Just curious...can he sit up yet?? My son was a big baby, too, although not QUITE as big as yours.

He was 21.5 lbs. @ 5 months, but he could sit up independently, so I would put him in the cart for part of the time, sling him for part of the time (he never liked the sling until I could hip-carry him), and now that he's older, he also walks for part of the time.

That way, I'm not carrying him for long periods of time.

For the cart, I got a Sani-shopper, which I love! I use a pouch sling.

Just a side note, though....I have recently been using the sling on top of my winter coat, and the extra padding makes SUCH a difference! So, next time, I think I will try a padded sling. I think it would really help for big babies!


----------



## Leilalu (May 29, 2004)

Do you nurse? I am assuming you do....?

I would always get sore when ds needed to nurse. I also have shoulder/neck pains though, so I feel ya!

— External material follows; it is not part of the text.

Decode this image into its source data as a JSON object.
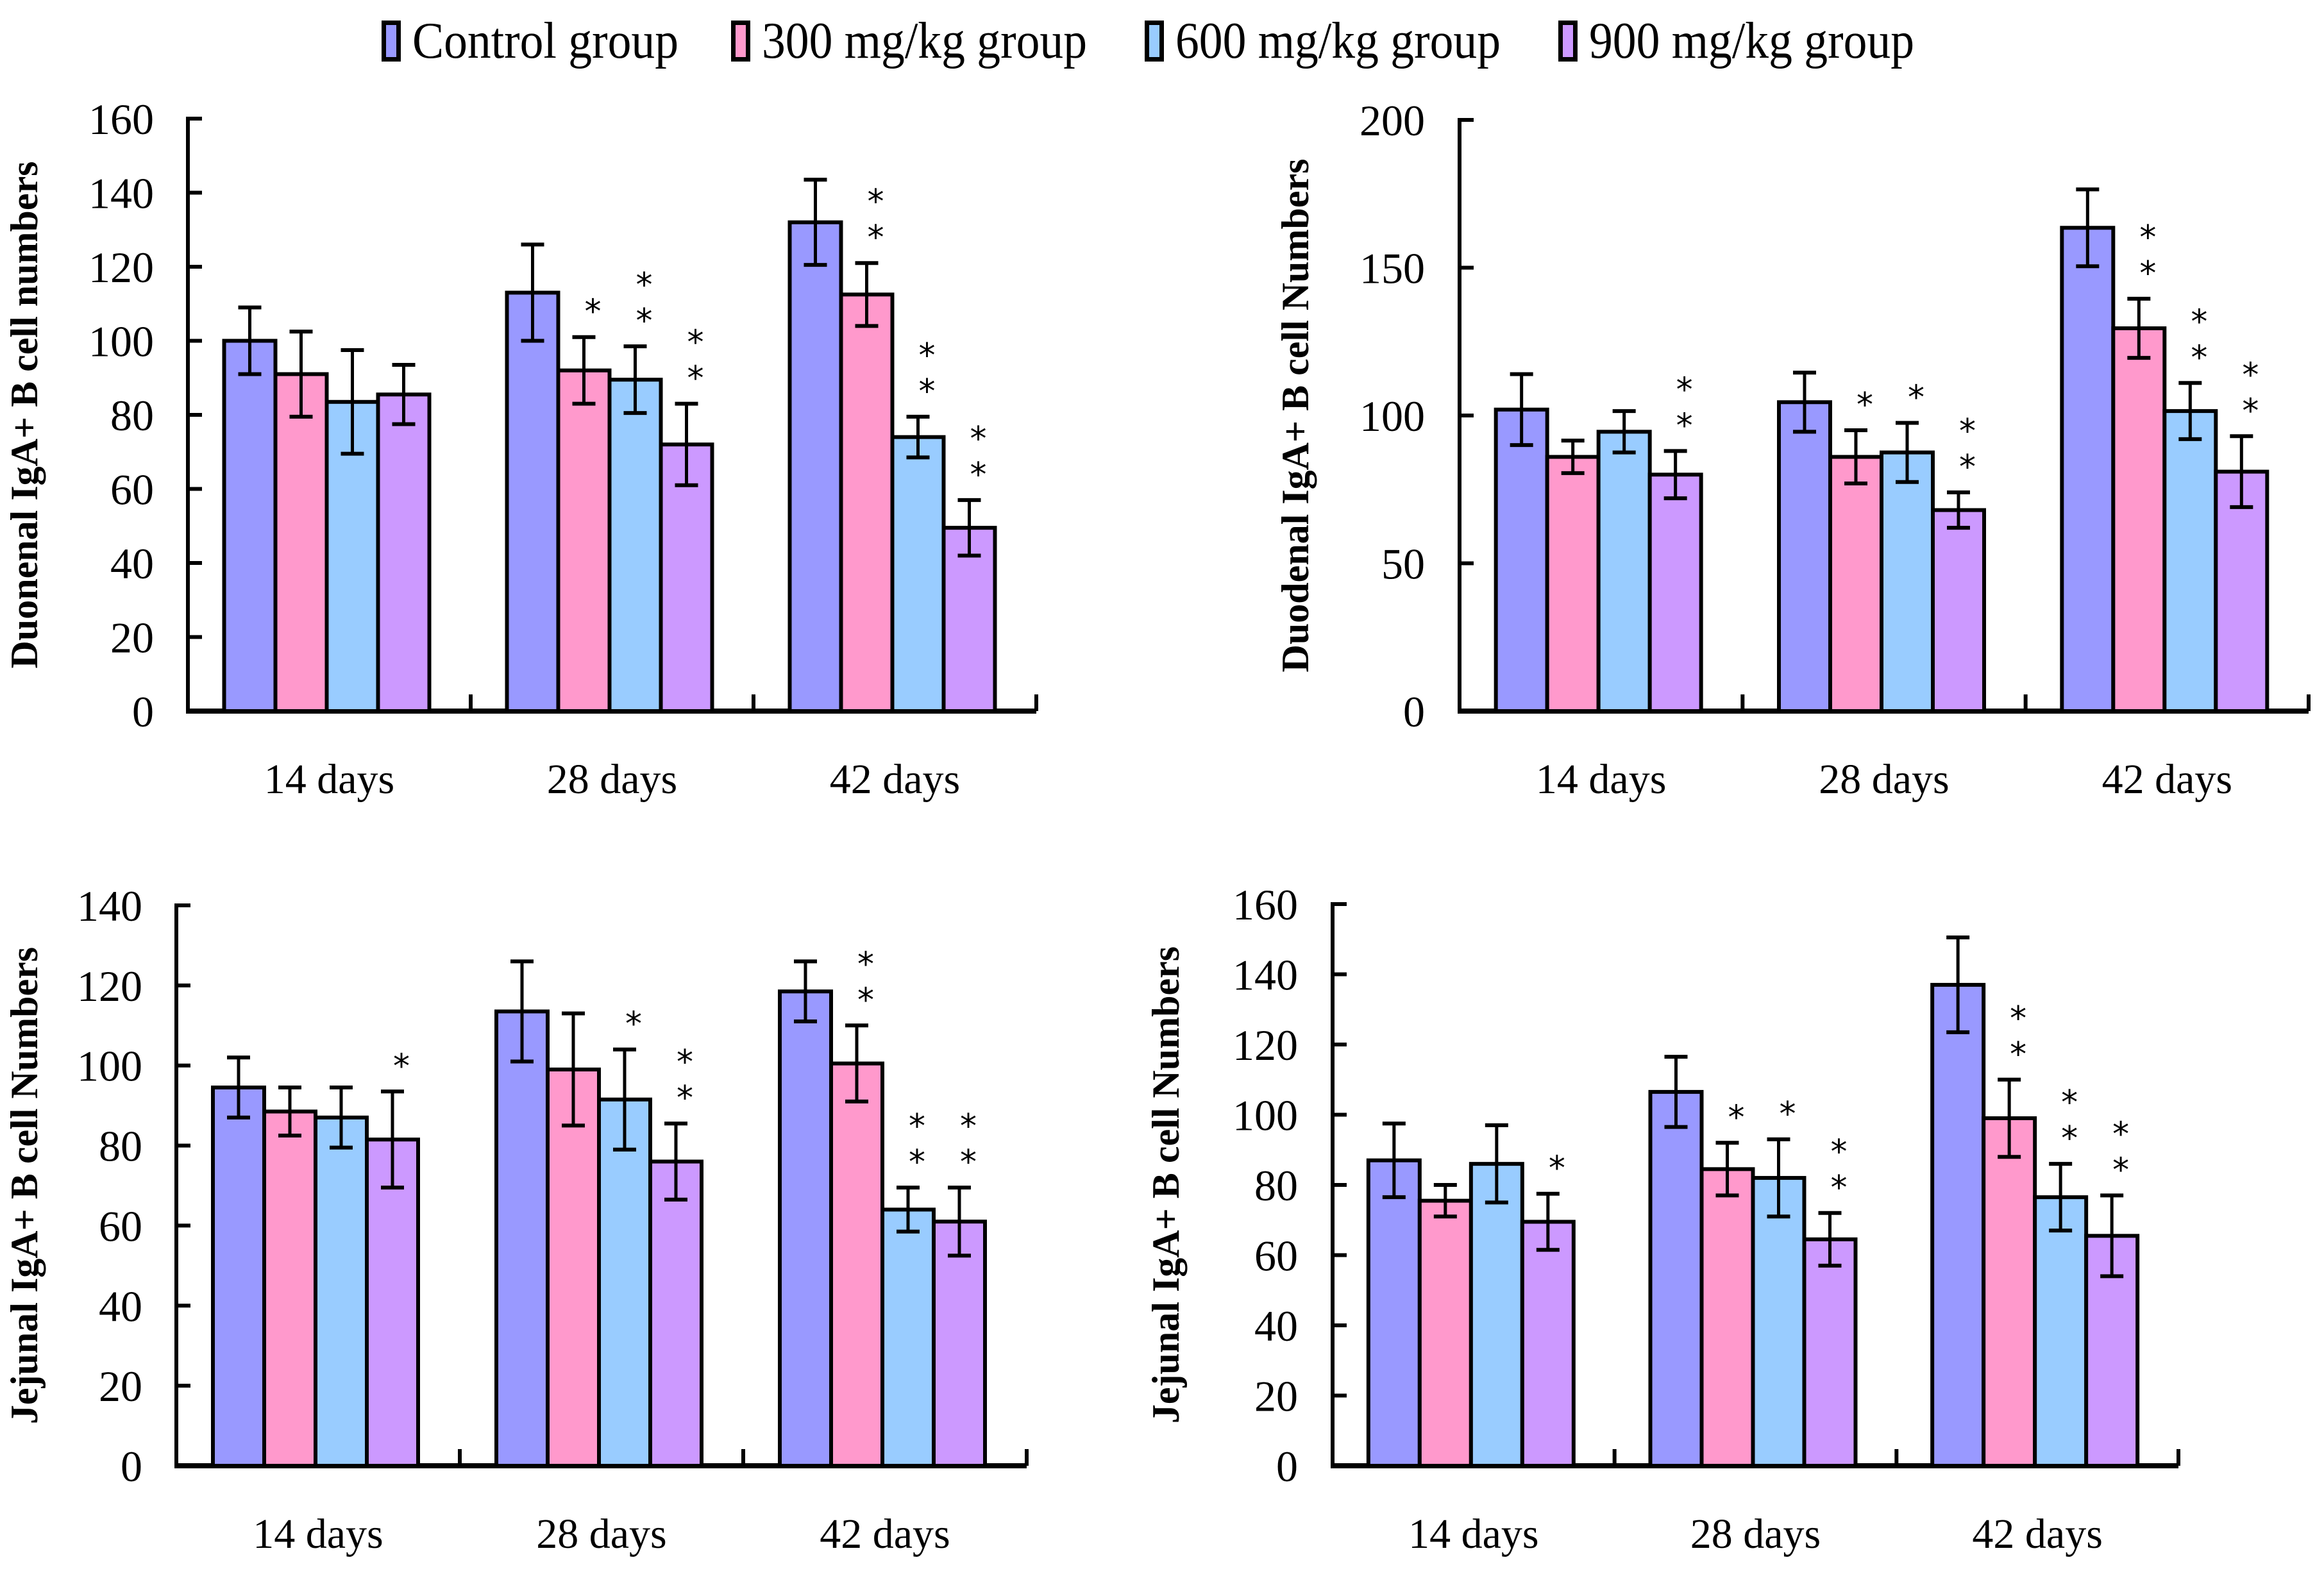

First off, your ds will most likely thin out a bit in the next few months. So don't give up completely on the pouch!Just make sure you get a good fit. If the sling is too big, pain will ensue. If it is not folded out, or spread evenly across the shoulder, you will feel pain. I still can carry ds 21/2 in a pouch sling, but I built up the muscles over the course of 4 years. SO it is possible, but takes perseverance. I love pouches.

A couple questions:

How long have you been babywearing?
How does your sling fit?

I can't personally use a back carrier for long with ds's weight as I have built up the muscles for front/side carry, and the back carry hurts my shoulders and neck. But I would suggest a mei tei or ergo if you want to go that route. Otherwise, if we can determine if your sling fits correctly, that may help you a lot


----------